On the whole, Vi is focused on meeting the rapidly changing needs of its residents, today and tomorrow. The company in recent years has spent hundreds of millions of dollars renovating its existing communities and adding more upscale amenities.

“[Residents] have been around the world. They’ve eaten at five-star restaurants. They know what good food and service is,” Richardson said. “If you’re going to promote yourself as luxury, you better be able to deliver on that level.”

As part of its “Living Well” philosophy, the company serves gluten-free and vegan food in its communities, offers yoga classes and personal training sessions and hosts lectures from university students and professors.

The company innovates in other ways, too, including by using new technology and Wi-Fi, stocking its kitchens with locally sourced food, phasing out plastic straws and using biodegradable takeaway food containers.

“Not to be too bold, but we think we’re ahead of the curve in terms of the options we offer people,” Richardson said. “The residents moving in today are much more interested in lifestyle.”

Vi’s focus on lifestyle seems to have served it well. The company currently has an average occupancy rate of 94%, with two communities that are completely sold out.

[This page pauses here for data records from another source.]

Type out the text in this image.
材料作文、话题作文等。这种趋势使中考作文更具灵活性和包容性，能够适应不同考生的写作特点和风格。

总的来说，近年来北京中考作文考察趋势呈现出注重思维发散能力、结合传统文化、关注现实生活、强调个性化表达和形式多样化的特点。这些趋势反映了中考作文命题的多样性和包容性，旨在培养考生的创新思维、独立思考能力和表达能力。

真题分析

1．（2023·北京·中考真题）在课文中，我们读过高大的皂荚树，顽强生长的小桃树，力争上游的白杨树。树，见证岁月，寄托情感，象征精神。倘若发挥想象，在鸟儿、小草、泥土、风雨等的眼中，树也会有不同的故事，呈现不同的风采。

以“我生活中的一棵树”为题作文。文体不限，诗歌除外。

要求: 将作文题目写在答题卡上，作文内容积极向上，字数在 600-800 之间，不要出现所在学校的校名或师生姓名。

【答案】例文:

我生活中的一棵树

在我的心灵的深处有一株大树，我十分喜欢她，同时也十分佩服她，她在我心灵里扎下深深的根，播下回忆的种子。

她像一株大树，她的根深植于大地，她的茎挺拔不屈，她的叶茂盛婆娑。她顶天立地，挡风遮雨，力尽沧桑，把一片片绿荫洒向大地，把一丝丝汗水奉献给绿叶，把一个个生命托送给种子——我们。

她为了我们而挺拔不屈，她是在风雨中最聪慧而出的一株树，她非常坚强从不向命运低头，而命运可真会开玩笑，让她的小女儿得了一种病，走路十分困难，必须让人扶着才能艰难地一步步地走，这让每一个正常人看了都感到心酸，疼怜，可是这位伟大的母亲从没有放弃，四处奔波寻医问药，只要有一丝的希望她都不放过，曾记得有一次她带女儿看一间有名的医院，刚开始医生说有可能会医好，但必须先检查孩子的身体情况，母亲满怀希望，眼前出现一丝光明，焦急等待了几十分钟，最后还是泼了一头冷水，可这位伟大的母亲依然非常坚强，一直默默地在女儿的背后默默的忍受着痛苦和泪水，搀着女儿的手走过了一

And it’s not just the company’s residents who seem happy. Vi took the no. 4 spot on this year’s Best Workplaces in Aging Services list, and it currently has a companywide turnover rate of 20%.

Looking ahead, Richardson expects Vi to have several iterations of its new rental properties online or in the works within the next three years. And, the provider could perhaps even have some more entrance-fee CCRCs in its portfolio. But the company is careful not to grow too big or too quickly.

“If you grow too quickly and you’re not able to maintain your culture … that can be a problem,” Richardson said. “I’d rather have a more disciplined growth pattern in time to maintain all the good things we’ve developed.”